Almost 80 percent of companies in Romania declare losses twice the size of their profit and fail to pay their duties to the state, entering an unfair competition with the other firms, according to the country's Finance Minister, Gheorghe Pogea.
“Out of the total 617,525 companies in Romania, only 12,000 ensure around 85 percent of the public revenues by paying their taxes to the state,” declared Pogea during a seminar organized by Business Standard.
The average profitability rate of companies in Romania stood at 5.8 percent in 2007. Some 242,000 firms that reported losses had businesses of 134 billion lei and an average loss rate of 16.2 percent. The average profit rate for lucrative companies was 10.4 percent in 2007.
The minister stressed that there are firms which reported an average loss rate of 180 percent in the past two-three years.
The administrative burden on companies needs to be diminished, added Pogea, saying that at the moment 71 taxes and tariffs out of the total 558 could be reduced.
The flat tax rate, the value added tax (VAT), the income tax and contributions will not be modified this year or the next, but the tax basis will be enlarged.
“Modifications will be made, but we will not alter the main taxes. We are talking about the poll tax only,” the minister said, adding that no expenses for investments will be cut.
Moreover, tax payments could be made through an electronic system.

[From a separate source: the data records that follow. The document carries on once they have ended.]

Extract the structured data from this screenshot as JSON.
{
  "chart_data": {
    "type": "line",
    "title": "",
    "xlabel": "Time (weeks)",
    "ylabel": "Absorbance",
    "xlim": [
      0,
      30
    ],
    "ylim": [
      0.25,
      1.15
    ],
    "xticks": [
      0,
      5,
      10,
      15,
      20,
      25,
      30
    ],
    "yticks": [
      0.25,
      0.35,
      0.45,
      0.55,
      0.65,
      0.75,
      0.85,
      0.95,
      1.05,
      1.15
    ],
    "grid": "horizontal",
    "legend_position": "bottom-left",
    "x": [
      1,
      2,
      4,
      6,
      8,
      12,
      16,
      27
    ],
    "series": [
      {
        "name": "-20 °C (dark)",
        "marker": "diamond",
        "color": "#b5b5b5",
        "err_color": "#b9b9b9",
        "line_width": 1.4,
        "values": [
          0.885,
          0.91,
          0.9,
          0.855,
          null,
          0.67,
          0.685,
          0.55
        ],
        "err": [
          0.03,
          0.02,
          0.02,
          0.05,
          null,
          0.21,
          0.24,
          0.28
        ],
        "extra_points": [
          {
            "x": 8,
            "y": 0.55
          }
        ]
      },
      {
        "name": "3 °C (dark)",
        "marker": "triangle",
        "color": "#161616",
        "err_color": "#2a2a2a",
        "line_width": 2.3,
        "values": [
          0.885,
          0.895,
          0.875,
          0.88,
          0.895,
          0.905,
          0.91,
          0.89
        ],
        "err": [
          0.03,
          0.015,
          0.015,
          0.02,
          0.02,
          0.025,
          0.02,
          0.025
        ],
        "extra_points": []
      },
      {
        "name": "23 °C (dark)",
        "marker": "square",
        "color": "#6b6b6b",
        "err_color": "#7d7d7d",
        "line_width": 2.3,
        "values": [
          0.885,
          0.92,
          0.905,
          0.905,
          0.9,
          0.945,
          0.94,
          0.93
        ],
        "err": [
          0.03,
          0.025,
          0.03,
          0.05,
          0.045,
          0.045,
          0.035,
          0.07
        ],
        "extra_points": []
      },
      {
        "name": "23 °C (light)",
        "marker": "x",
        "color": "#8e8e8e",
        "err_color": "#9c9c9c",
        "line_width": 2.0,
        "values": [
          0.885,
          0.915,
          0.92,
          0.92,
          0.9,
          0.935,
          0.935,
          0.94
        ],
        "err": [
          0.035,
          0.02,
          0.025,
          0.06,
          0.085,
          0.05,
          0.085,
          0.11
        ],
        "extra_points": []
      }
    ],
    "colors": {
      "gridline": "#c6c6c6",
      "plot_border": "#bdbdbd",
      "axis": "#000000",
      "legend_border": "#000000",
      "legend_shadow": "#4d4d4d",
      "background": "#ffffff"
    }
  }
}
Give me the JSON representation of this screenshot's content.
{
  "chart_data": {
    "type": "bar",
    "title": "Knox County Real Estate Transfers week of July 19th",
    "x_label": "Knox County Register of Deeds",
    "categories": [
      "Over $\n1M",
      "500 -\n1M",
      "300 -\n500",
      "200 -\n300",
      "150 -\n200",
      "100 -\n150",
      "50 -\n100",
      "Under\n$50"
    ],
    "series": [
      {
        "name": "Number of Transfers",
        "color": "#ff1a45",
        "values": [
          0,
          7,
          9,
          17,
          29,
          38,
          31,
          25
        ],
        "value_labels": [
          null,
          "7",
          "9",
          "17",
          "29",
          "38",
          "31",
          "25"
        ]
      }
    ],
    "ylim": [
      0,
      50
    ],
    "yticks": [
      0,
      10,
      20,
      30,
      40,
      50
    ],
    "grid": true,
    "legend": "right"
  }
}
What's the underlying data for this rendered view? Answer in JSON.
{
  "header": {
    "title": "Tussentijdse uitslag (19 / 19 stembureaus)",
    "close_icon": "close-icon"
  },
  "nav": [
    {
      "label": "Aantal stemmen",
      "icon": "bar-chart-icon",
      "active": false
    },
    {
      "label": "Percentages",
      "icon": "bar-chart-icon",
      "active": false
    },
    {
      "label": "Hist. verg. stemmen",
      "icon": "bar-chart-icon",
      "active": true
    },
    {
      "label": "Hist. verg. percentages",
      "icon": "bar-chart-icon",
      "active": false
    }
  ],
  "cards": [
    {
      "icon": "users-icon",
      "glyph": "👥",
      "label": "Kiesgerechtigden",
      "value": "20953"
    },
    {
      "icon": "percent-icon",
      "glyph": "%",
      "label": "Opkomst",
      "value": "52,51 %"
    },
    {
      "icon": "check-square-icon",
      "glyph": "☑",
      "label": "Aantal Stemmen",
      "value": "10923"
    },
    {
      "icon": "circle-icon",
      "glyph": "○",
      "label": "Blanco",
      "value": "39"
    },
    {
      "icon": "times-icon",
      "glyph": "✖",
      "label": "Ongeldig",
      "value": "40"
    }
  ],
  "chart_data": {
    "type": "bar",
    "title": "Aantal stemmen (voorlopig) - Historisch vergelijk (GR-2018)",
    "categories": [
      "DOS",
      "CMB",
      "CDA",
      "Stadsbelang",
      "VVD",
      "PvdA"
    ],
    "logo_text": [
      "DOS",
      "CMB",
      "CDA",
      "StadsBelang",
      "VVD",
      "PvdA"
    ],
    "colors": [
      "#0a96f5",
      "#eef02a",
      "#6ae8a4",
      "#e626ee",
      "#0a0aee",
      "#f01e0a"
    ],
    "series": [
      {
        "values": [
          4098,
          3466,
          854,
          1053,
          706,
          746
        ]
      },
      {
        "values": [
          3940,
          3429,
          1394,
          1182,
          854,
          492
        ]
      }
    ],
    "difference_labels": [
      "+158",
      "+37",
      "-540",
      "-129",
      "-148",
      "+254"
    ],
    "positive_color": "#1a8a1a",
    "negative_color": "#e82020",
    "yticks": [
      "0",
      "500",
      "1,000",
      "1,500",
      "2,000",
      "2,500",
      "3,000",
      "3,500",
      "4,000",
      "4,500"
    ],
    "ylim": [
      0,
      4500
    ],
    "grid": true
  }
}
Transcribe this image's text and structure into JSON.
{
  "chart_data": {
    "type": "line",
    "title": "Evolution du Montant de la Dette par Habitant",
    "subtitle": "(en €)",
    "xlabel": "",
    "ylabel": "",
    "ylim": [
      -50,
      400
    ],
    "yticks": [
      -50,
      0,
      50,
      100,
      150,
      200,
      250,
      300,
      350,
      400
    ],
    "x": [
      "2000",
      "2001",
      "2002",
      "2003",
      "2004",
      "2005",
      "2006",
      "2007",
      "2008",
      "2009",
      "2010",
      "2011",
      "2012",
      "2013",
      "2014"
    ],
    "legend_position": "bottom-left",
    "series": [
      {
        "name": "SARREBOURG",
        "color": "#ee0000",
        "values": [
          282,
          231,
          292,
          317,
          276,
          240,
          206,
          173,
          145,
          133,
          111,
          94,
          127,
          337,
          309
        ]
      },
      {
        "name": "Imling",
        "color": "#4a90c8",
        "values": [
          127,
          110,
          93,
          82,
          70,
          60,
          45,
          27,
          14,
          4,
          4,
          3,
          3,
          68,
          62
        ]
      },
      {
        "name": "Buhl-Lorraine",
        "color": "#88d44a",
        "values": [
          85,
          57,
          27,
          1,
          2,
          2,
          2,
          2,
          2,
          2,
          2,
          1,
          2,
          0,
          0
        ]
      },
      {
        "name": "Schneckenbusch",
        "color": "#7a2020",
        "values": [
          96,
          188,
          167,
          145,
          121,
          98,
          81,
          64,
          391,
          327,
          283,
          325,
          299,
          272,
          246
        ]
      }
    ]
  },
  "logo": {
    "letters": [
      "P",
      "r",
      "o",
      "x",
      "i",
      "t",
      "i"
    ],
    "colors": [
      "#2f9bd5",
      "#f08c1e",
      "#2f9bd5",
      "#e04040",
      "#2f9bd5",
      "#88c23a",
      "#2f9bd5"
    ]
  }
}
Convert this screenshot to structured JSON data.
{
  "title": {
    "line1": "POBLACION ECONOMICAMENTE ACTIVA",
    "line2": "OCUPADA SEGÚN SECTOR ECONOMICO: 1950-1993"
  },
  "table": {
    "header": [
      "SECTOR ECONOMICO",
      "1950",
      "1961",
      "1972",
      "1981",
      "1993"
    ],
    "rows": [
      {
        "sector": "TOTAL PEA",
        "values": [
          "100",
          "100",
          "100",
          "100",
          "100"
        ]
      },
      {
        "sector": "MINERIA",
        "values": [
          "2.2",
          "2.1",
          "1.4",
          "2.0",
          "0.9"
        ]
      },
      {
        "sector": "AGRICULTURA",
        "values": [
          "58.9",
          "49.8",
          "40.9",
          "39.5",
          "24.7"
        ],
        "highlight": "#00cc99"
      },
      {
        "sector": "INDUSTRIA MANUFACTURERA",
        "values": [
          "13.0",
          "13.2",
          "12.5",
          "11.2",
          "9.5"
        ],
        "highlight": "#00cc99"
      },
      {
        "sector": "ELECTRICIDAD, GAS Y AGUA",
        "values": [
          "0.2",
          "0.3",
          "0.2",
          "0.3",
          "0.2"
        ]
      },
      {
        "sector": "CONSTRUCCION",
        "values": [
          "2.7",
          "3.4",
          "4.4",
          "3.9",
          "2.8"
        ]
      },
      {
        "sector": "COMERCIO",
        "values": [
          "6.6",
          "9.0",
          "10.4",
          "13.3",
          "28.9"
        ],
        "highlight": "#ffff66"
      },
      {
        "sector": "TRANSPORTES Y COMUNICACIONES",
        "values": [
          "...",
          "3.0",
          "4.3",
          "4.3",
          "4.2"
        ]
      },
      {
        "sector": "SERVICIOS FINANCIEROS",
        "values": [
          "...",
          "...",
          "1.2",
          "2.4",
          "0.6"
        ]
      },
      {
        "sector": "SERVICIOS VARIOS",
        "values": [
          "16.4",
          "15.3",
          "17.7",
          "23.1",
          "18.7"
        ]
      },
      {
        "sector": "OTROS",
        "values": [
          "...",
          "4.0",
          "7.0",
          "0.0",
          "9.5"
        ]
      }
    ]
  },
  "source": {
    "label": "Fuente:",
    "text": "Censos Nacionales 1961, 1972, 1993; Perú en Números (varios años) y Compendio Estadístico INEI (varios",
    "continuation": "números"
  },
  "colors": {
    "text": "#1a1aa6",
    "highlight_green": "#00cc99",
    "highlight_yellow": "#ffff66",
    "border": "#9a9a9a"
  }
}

The Public Finance Ministry (MFP) will hold a meeting on March 26 with the representatives of the business environment to discuss on the new fiscal code to be applied starting with January 1 2010.
“The provisions of the new fiscal code need to announced in time, usually six months before, because it is important for every investor to know the modifications in advance,” Pogea explained.
However, the fiscal code should not be conceived for the current harsh times, but should consider a larger time horizon.
Finance ministry to leave more money on the market for the private sector
Liquidity on the market will hike starting with the second part of the year as MFP will no longer take so many credits, but will leave money on the market for the private sector, added Pogea.
MFP collected money from state security issuances at interest rates of 11 to 12 percent per year in the past months, but Romania will have access to funds from the European Commission (EC) at an interest rate of 3 percent in the following period.
The finance minister added the accord with the International Monetary Fund (IMF) and the EC will restore investors' trust and will ensure the stability of the exchange rate and of the banking system.